Time-resolved photoemission electron microscopy on a ZnO surface using an extreme ultraviolet attosecond pulse pair

Electrons photoemitted by extreme ultraviolet attosecond pulses derive spatially from the first few atomic surface layers and energetically from the valence band and highest atomic orbitals. As a result, it is possible to probe the emission dynamics from a narrow two-dimensional region in the presence of optical fields as well as obtain elemental specific information. However, combining this with spatially-resolved imaging is a long-standing challenge because of the large inherent spectral width of attosecond pulses as well as the difficulty of making them at high repetition rates.
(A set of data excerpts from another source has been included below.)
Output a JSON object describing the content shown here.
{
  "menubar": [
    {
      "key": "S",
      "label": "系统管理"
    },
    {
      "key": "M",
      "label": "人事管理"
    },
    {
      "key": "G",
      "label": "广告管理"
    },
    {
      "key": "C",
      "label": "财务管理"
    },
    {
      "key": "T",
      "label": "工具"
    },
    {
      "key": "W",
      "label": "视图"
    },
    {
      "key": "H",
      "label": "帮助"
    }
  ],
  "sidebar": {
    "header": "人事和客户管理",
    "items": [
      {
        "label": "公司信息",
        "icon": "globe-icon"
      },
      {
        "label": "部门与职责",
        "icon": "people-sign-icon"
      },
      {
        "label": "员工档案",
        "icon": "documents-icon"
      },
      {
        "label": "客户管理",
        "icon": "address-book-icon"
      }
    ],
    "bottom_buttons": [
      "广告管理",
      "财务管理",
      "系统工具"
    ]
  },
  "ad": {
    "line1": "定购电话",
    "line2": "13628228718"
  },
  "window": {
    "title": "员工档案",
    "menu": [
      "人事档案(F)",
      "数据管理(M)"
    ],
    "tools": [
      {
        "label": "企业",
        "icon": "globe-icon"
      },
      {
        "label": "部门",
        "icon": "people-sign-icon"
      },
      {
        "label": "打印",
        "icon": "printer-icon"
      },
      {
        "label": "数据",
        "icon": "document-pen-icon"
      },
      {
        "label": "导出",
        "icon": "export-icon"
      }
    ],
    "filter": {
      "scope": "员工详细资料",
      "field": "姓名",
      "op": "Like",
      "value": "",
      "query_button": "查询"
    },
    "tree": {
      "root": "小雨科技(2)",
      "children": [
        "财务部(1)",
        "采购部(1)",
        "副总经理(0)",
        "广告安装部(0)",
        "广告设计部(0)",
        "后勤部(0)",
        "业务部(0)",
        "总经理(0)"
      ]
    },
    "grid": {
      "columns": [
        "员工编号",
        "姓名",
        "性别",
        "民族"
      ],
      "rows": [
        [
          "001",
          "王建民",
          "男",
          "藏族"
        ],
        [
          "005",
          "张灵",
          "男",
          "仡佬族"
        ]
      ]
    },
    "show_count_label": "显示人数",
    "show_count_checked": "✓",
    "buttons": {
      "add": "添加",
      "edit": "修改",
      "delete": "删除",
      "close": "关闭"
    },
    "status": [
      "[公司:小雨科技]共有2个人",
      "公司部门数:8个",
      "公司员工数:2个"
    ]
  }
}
Here we demonstrate an attosecond interferometry experiment on a zinc oxide (ZnO) surface using spatially and energetically resolved photoelectrons. We combine photoemission electron microscopy with near-infrared pump - extreme ultraviolet probe laser spectroscopy and resolve the instantaneous phase of an infrared field with high spatial resolution. Our results show how the core level states with low binding energy of ZnO are well suited to perform spatially resolved attosecond interferometry experiments. We observe a distinct phase shift of the attosecond beat signal across the laser focus which we attribute to wavefront differences between the pump and the probe fields at the surface. Our work demonstrates a clear pathway for attosecond interferometry with high spatial resolution at atomic scale surface regions opening up for a detailed understanding of nanometric light-matter interaction.